Em África em geral e em Angola há um longo caminho a fazer, mas o campo é fértil. A maioria da população é jovem e com mais ou menos carência, sabemos que os jovens têm acesso a telefones, sejam eles básicos para acesso a “mobile Money” (dinheiro virtual nos telemóveis) ou via plataformas mais complexas como a compra de divisas, moedas digitais, etc. Se o caminho é longo e cheio de possibilidades, há um se não que é a escassa educação financeira. Este deve ser o pilar de toda uma estrutura para a escolha de que dinheiro podemos e devemos usar de acordo com o perfil de cada um: conservador, investidor que gosta de arriscar, aforrador, com visão de investimento de curto ou de médio/longo prazo. É aqui que está o segredo de usar os melhores meios de pagamento.

Com a evolução da tecnologia e popularização das moedas digitais e criptomoedas, elas tornaram-se expressões comuns no nosso vocabulário, mas o que muitos não sabem, é que elas não são sinónimas, pelo contrário, toda criptomoeda é uma moeda digital, mas nem toda moeda digital é uma criptomoeda. O nome “moedas digitais fiduciárias” não deve ser tão comum, mas acredite essa moeda é utilizada no seu dia-a-dia. Cédulas de dinheiro, cheques, saldos em conta, títulos de crédito, são formatos de uso da moeda fiduciária. Cartão de crédito/débito, carteira digital, transferência online, PIX também são formatos de uso de moeda fiduciária, porém de uma forma digital, conhecidas como as moedas digitais, intangíveis, pois não possuem uma forma física do seu valor, apenas em formato online, logo não podem ser consideradas como reserva de valor. Os bancos centrais têm reservas de barras de ouro e lingotes de ouro (barras de ouro de 12 kilogramas) como reserva numa estrutura estratégica e lógica de política cambial e monetária de uma moeda nacional. Isto acontece com as famílias quando guardam peças de ouro. Além disso, as criptomoedas não são regulamentadas, e nem aceites em qualquer lugar como meio de troca, tornando a mesma uma moeda que está longe de se tornar a principal forma de pagamento da sociedade contemporânea.

Já imaginou existir a união das duas moedas: fiduciárias (o Banco Nacional de Angola, por exemplo, emite cédulas de dinheiro (notas e moedas físicas), ao emitir esse dinheiro, ele está a repartir essa com conta os agentes económicos, seja Kwanza, ou ter nas suas reservas moedas estrangeiras: divisas, tais como Real, Dólar, Euro, entre outras moedas emitidas pelos seus governos. O valor da moeda fiduciária depende do poder do seu Governo, ou seja, as transacções bancárias, os impostos e o comércio, precisam aderir a este padrão.

Imagine um cenário quase ideal de existir uma moeda híbrida, uma criptomoeda aceite como forma de pagamento para algumas negociações, um exemplo seria: aquisições de imóveis, empresas e investimento, sendo controlada por uma instituição regulamentada.

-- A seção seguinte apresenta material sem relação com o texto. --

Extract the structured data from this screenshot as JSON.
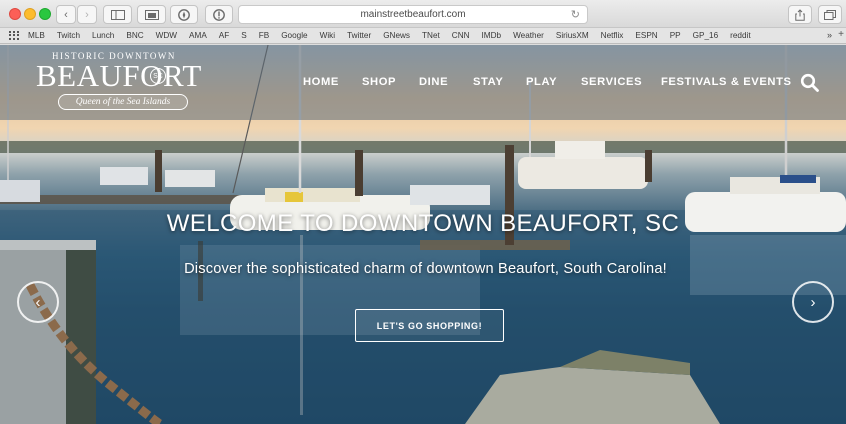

A moeda é uma «criatura» do Estado pois a mesma exige o pagamento de tributos com a moeda que o mesmo emite. É como se todos os agentes “devessem” para o Estado, e a moeda emitida é aceite sem contestação. As criptomoedas são inaptas, por conceito, para exercer a função de bem público, comprometendo o sistema de pagamentos. A inexistência de noção de bem público, impossibilita que as criptomoedas garantam liquidez em períodos de queda na economia real e pode arruinar a riqueza privada pela falta de activos tangíveis e reservas de valor. Alguns colegas economistas chamam às moedas digitais uma forma complexa e «mascarada» do Esquema de Pirâmide de Ponzi (Charles Ponzi). Em contrapartida, a moeda digital está cada vez mais a ganhar o seu lugar no mercado financeiro e a evoluir. A moeda digital diferente da criptomoeda é regulamentada por uma instituição financeira e controlada pelo Banco Central. As transacções online/digital, feitas por cartão de crédito/débito, carteira online são devidamente registradas e acompanhadas.

Concluo que as criptomoedas não se tornarão as moedas do futuro, mas as moedas digitais sim, já sendo bastante utilizadas desde 2008, e evoluindo tecnologicamente. Como sugestão de uma moeda bem atractiva para o mercado financeiro e podendo gerar bastante liquidez na economia, poderia ser criada uma moeda híbrida, uma criptomoeda aceite como forma de pagamento para algumas negociações, como: aquisições de imóveis, empresas e investimentos, sendo 15 controlada por uma instituição financeira regulamentada, voltada apenas para transacções dessa moeda.